The last few months of events and exhibitions at Manchester’s Rogue Studios have been starkly geopolitical. For its 21st Anniversary Open Studios in October, resident artist Hilary Jack created a partition wall of corrugated iron across her studio, daubed with the words ‘WE ARE NOT FOR SALE’ in white paint. The work – which acted both as a barrier and shield to Jack’s production space – was a response to the forthcoming redevelopment of Crusader Mill, the building that acts as home to Rogue’s 90+ contemporary artists and artist collectives. Purchased by property developers Capital & Centric in December 2015, work will begin to turn the mill into 201 luxury apartments in May 2017, after Rogue Studios’ lease ends and the artists have moved out. No alternative site has yet been found; the conversion of Crusader Mill may signal the dispersal of what is currently the largest artists’ studios in the UK outside of London.
Division of Labour, the exhibition that concludes Rogue Project Space’s 2016 artistic programme, has clear combative themes. Whereas Jack’s work took a directly confrontational stance, however, Division of Labour addresses issues around Manchester industry with poignant subtlety. Curated by Lucy Harvey, a studio holder, it’s an admirably outward-looking show: rather than focusing specifically on the Rogue artists’ plight, the exhibition explores the shifting place and purpose of production in the city more generally. Works such as Helen Wheeler’s ‘What Was Is No Longer’, a nostalgic image of factory towers disappearing into over-exposure on a tear drop-shaped piece of photosensitive glass, make the tacit argument that industry, once the mainstay of Manchester’s identity, is steadily being eliminated. The original functionality of the factory is translated into a decorative object, highlighting the irony of the ‘industrial chic’ aesthetic that prevails in mills repurposed for commercial and residential use.
Jenny Walker’s statement on the wall alongside her work ‘The Land Behind’ makes this concern explicit, questioning ‘what our modern city is for, and perhaps more importantly who it is for?’. Walker points out that artists both support development in a city and need space in which to work, tapping into an ongoing conversation within the industry about the disconnect between the ascendance of Manchester’s major, award-winning galleries and the threats to its grassroots arts scene. It is in Robin Megannity’s work that the act of production really goes missing, however. The artist sets up a contrast between the seeming mundanity of a rough ball of blackened plasticine on a wooden plinth with a polished painting of this composition in oils, framed and mounted on a nearby wall.

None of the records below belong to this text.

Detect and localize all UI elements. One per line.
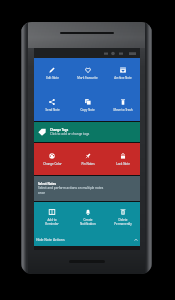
button[interactable]: Hide Note Actions xyxy=(34,233,140,246)
staticText: Send Note xyxy=(45,108,60,112)
button[interactable]: Add to reminder xyxy=(34,202,70,233)
button[interactable]: Delete permanently xyxy=(105,202,140,233)
other: Lock note xyxy=(120,153,126,159)
staticText: Add to Reminder xyxy=(45,218,59,226)
staticText: Create Notification xyxy=(80,218,96,226)
button[interactable]: Change color xyxy=(34,143,70,175)
other: Add to reminder xyxy=(49,209,55,215)
staticText: Hide Note Actions xyxy=(36,237,65,242)
button[interactable]: Send note xyxy=(34,89,70,121)
button[interactable]: Create notification xyxy=(70,202,105,233)
staticText: Change Color xyxy=(43,162,62,166)
staticText: Copy Note xyxy=(80,108,95,112)
other: Archive note xyxy=(120,67,126,73)
button[interactable]: Copy note xyxy=(70,89,105,121)
staticText: Click to add or change tags xyxy=(50,132,90,136)
staticText: Edit Note xyxy=(46,76,59,80)
other: Delete permanently xyxy=(120,209,126,215)
other: Collapse xyxy=(134,238,138,242)
other: Change tags xyxy=(38,128,46,136)
button[interactable]: Lock note xyxy=(105,143,140,175)
other: Change color xyxy=(49,153,55,159)
button[interactable]: Pin notes xyxy=(70,143,105,175)
staticText: Lock Note xyxy=(116,162,130,166)
other: Create notification xyxy=(85,209,91,215)
button[interactable]: Select Notes xyxy=(34,176,140,201)
other: Move to trash xyxy=(120,99,126,105)
other: Mark favourite xyxy=(85,67,91,73)
button[interactable]: Mark favourite xyxy=(70,58,105,89)
staticText: Move to Trash xyxy=(113,108,133,112)
other: Send note xyxy=(49,99,55,105)
staticText: Archive Note xyxy=(114,76,132,80)
other: Copy note xyxy=(85,99,91,105)
staticText: Delete Permanently xyxy=(114,218,132,226)
other: Pin notes xyxy=(85,153,91,159)
button[interactable]: Move to trash xyxy=(105,89,140,121)
staticText: Mark Favourite xyxy=(77,76,98,80)
button[interactable]: Edit note xyxy=(34,58,70,89)
staticText: Change Tags xyxy=(50,128,69,132)
button[interactable]: Change tags xyxy=(34,122,140,142)
other: Edit note xyxy=(49,67,55,73)
staticText: Select Notes xyxy=(38,182,56,186)
staticText: Select and perform actions on multiple n… xyxy=(38,186,104,195)
button[interactable]: Archive note xyxy=(105,58,140,89)
staticText: Pin Notes xyxy=(81,162,95,166)
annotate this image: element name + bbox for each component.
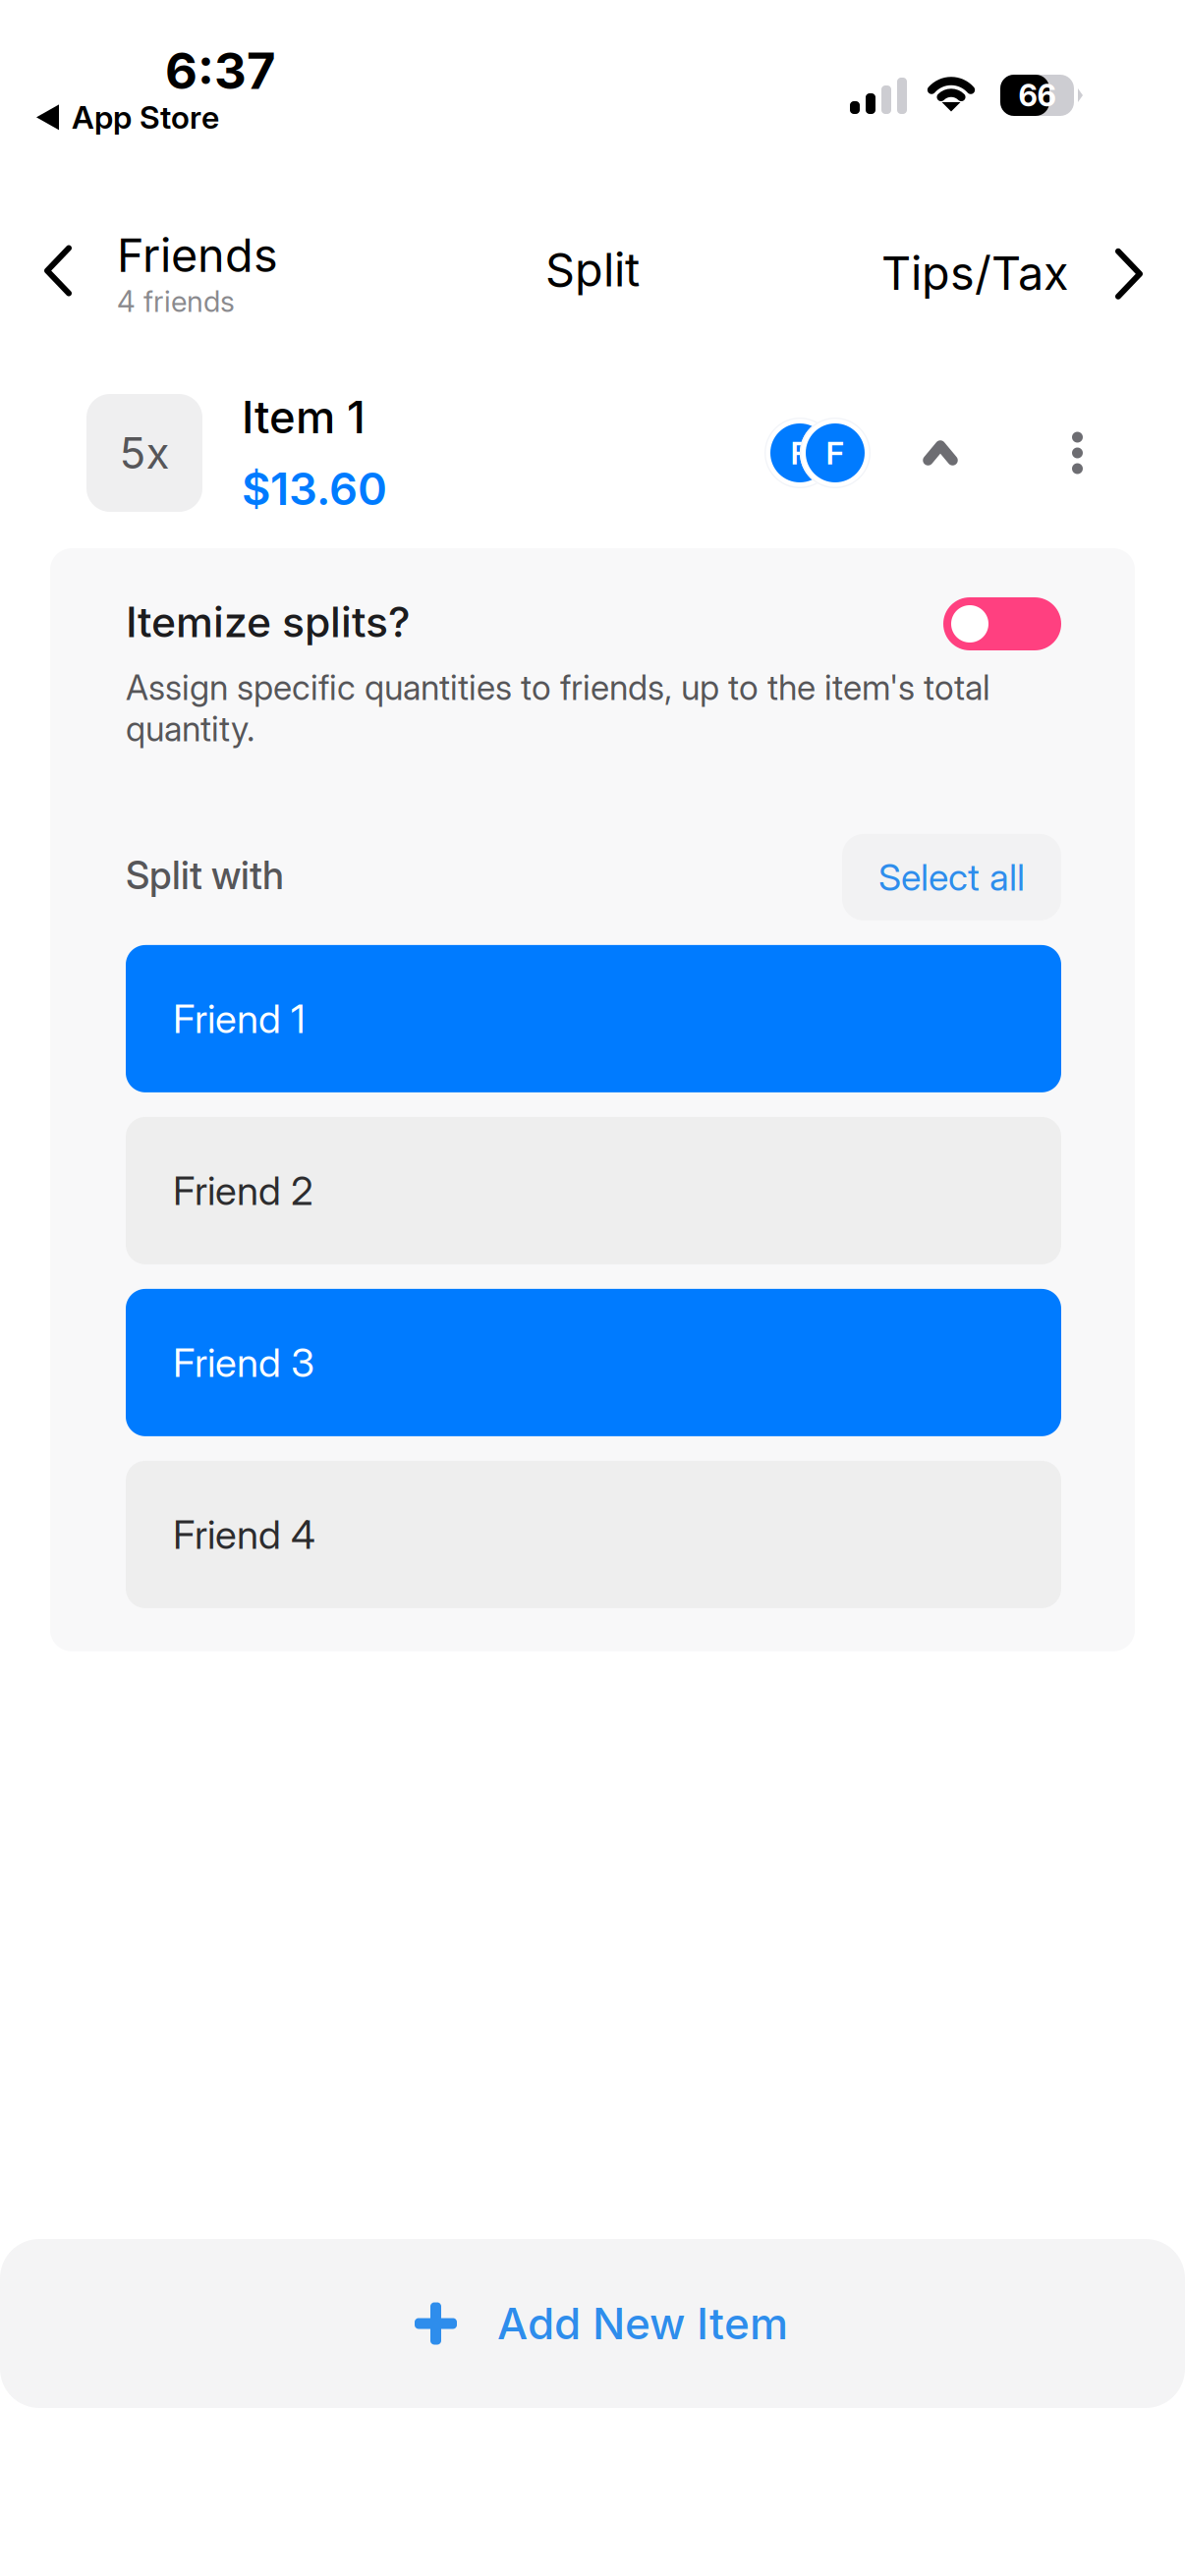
staticText: 66 <box>1018 77 1056 113</box>
staticText: App Store <box>72 98 219 136</box>
button[interactable]: Select all <box>842 834 1061 920</box>
staticText: $13.60 <box>242 462 387 516</box>
staticText: Split <box>545 242 640 297</box>
staticText: 5x <box>119 427 169 479</box>
button[interactable]: Itemize splits <box>943 597 1061 650</box>
staticText: Itemize splits? <box>126 597 411 647</box>
button[interactable]: App Store <box>0 0 219 136</box>
staticText: Add New Item <box>497 2297 788 2350</box>
staticText: Friend 4 <box>173 1511 315 1558</box>
staticText: Friend 1 <box>173 995 306 1042</box>
button[interactable]: Friend 4 <box>126 1461 1061 1608</box>
button[interactable]: Friend 3 <box>126 1289 1061 1436</box>
staticText: 4 friends <box>117 284 235 319</box>
button[interactable]: Add New Item <box>0 2239 1185 2408</box>
staticText: Tips/Tax <box>881 245 1068 301</box>
staticText: F <box>826 434 845 472</box>
button[interactable]: Friend 2 <box>126 1117 1061 1264</box>
button[interactable]: Friend 1 <box>126 945 1061 1092</box>
staticText: Select all <box>878 855 1025 899</box>
button[interactable]: Tips/Tax <box>881 242 1185 301</box>
staticText: Friends <box>117 227 278 283</box>
staticText: Split with <box>126 852 284 898</box>
button[interactable]: More options <box>1045 406 1109 500</box>
staticText: Friend 2 <box>173 1167 313 1214</box>
staticText: 6:37 <box>165 41 275 101</box>
staticText: Item 1 <box>242 390 366 444</box>
staticText: Friend 3 <box>173 1339 314 1386</box>
staticText: F <box>790 434 809 472</box>
button[interactable]: Collapse item <box>899 407 982 499</box>
button[interactable]: Friends <box>0 224 278 319</box>
staticText: Assign specific quantities to friends, u… <box>126 667 990 750</box>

The process by which one is translated into the other is implied without being represented, a reminder not to forget the mechanism by which incidental objects are transformed into art.
Jenny Steele also gestures towards manufacturing in her works ‘Hella, Arcadia to Dunoon’, ‘The Green Room’ and ‘Vaudeville’, in which pieces of screen printed cotton are draped sculpturally over two wooden drying racks as though their patterns were still wet. By placing modernist textiles that would once have been available to the mass market within the context of an exhibition, Steele also complicates the boundary between art, craft and commerce.
Perhaps the most literal piece in Division of Labour, though, is ‘The Mayfield Imaginarium’, a scaled, bird’s eye view model of the multi-million pound Mayfield Development Site surrounding Piccadilly Station, of which Crusader Mill is part. Designed by the architectural practice, architecture:unknown (who were invited to exhibit by Walker), this replica offers visitors the chance to rearrange wooden blocks representing the buildings in the area, reflecting architecture:unknown’s practice of inviting members of the public to influence city policy. It’s this piece that suggests an alternative way of reading the exhibition’s title, most obviously a reference to the economic concept whereby tasks are divided between individuals to encourage specialisation. ‘Division of Labour’ may also be a way of asking who will undertake the necessary work of challenging property development conventions when, as with Rogue Studios, they come to threaten artistic endeavour.
Polly Checkland Harding is Exhibitions Editor at Creative Tourist and a freelance journalist.
Division of Labour, Rogue Studies, 1-10 December 2016.
Image: Jenny Steele, ‘Hella, Arcadia to Dunoon’, 2016 (courtesy of Rogue Studios).